Principal investigator Tan Ngiap Chuan from SingHealth Polyclinics told reporters on Tuesday (Jan 16) that while much research has been done on diabetes and its effect on retinal vision — such as causing blindness — “very little is known” about its effect on colour vision.

While impaired colour vision may commonly be known as “colour blindness”, Dr Tan explained that colour blindness as a medical condition is a more extreme type of colour vision deficiency, and it also usually refers to the type of deficiency which has been present since birth.

Colour blindness affects 8 per cent of men and 0.5 per cent of women worldwide. There is no data available on the proportion of the Singapore population who are colour-blind.

The impairment of colour vision can have potential implications in daily life, Dr Tan added. For example, some patients would have difficulty distinguishing cooked food from raw food, or ripe from unripe food.

Furthermore, if the person has a job as a pilot, engineer or architect, where colour differentiation is important for work, his or her performance will also be affected.

Given the significant proportion of Type 2 diabetes patients that could be affected by this deficiency here, the five-person research team is mooting the idea to have colour screening tests as part of diabetes patients’ check-ups.

The 2010 National Health Survey reported that an estimated 11.3 per cent of Singapore residents aged 18 to 69 had diabetes, and the figure is expected to go up to 15 per cent by 2050.

Those who are diabetic have to go for eye screenings yearly, where doctors look out for bleeding or abnormal blood vessels in the eyes resulting from poor diabetes control, and other signs that could lead to blindness, Dr Tan said.

However, tests for colour vision are not easily available and can be costly, he added, pointing to the potential for the team to develop self-test kits and to explore “the feasibility and cost-effectiveness of such a measure”.

To test for colour vision deficiency, participants from Pasir Ris Polyclinic who took part in the study had to have had Type 2 diabetes for at least two years.

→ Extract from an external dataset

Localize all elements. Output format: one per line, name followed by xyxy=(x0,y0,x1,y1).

They had to rearrange a series of 15 coloured caps in a gradient.

Singapore Polytechnic lecturer Sumasri Kallakuri, who was part of the research team, said that the data then helped researchers to classify the severity of the colour deficiency, if any.

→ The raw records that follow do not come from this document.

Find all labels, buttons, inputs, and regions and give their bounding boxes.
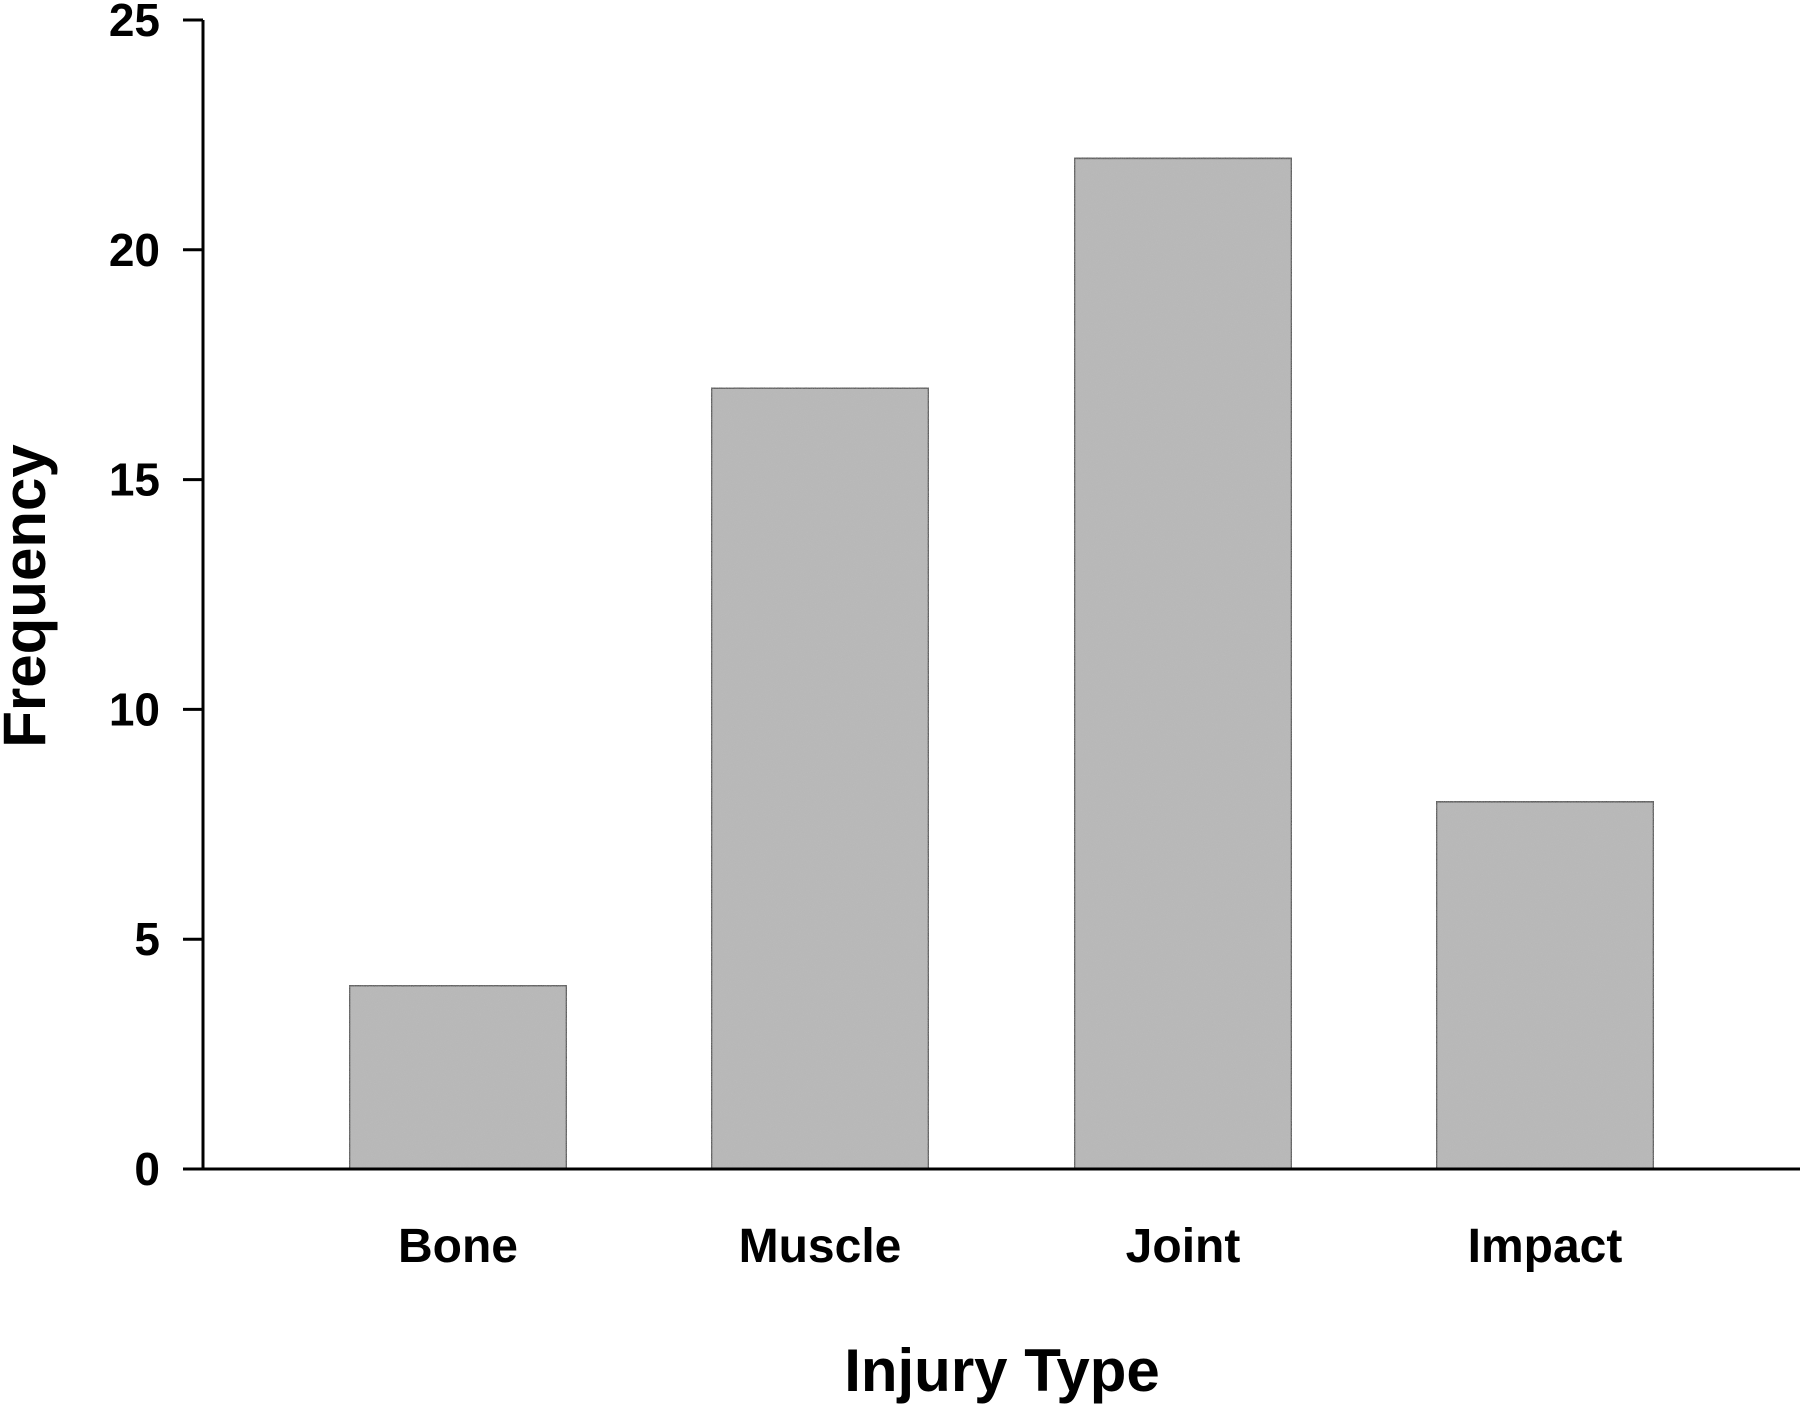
x-tick-label-muscle: Muscle (739, 1220, 902, 1273)
x-tick-label-joint: Joint (1126, 1220, 1241, 1273)
y-tick-label-15: 15 (109, 454, 160, 506)
y-tick-label-0: 0 (134, 1143, 160, 1195)
bar-muscle (709, 386, 931, 1171)
x-labels-layer: Bone Muscle Joint Impact (398, 1220, 1622, 1273)
y-tick-label-20: 20 (109, 224, 160, 276)
y-tick-label-25: 25 (109, 0, 160, 46)
bar-joint (1072, 156, 1294, 1171)
y-tick-label-5: 5 (134, 913, 160, 965)
bar-impact (1434, 800, 1656, 1171)
y-tick-label-10: 10 (109, 683, 160, 735)
y-ticks-layer: 0 5 10 15 20 25 (109, 0, 203, 1195)
x-tick-label-impact: Impact (1468, 1220, 1623, 1273)
bar-bone (347, 983, 569, 1171)
x-axis-title: Injury Type (844, 1337, 1160, 1404)
bars-layer (347, 156, 1656, 1171)
y-axis-title: Frequency (0, 444, 58, 748)
x-tick-label-bone: Bone (398, 1220, 518, 1273)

The most common type of impairment among participants was tritanomaly, or blue-yellow colour deficiency, which means they had trouble telling blue from green, and yellow from violet.

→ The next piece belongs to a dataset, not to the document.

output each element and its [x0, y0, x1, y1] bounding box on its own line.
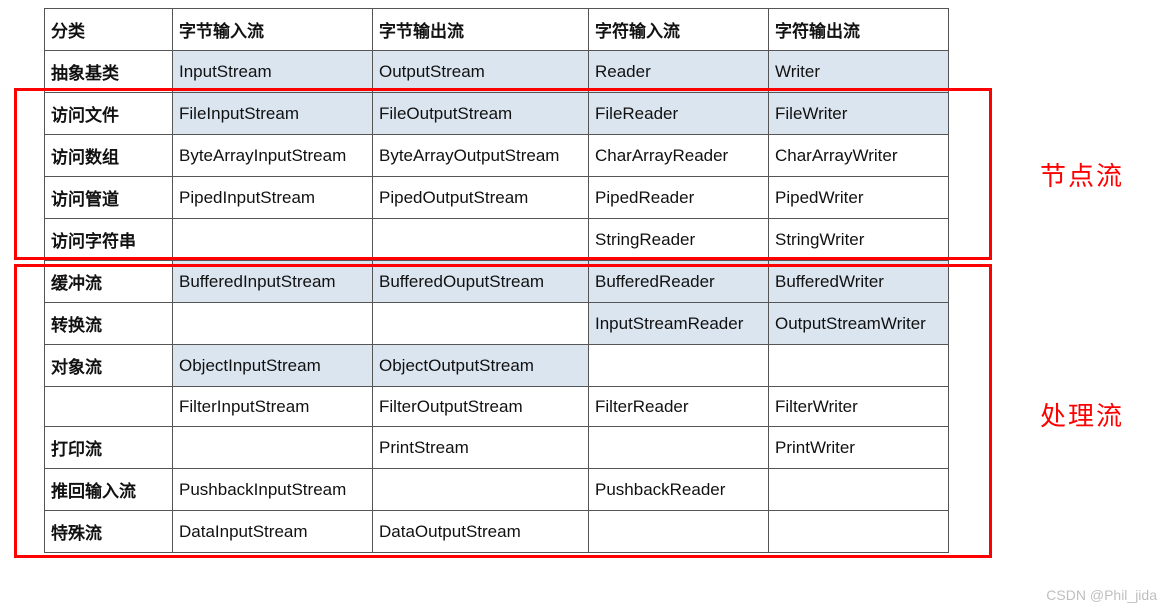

Other types of impaired colour vision found were deuteranomoly (red-green deficiency) and protanomaly (red-yellow-green deficiency).

While ethnicity, education level and gender did not statistically affect one’s chances of getting impaired colour vision, the researchers found that age played a significant role: Older patients had a higher risk of getting it.

From the study, the average age of those found to have impaired colour vision was around 59 years old.

The team also concluded that participants who had diabetes for at least six years were more likely to develop impaired colour vision.

Commenting on the study’s significance, Dr Tan said that it would hopefully “send a message…about the importance of diabetes prevention…(that it is) good to keep healthy always”.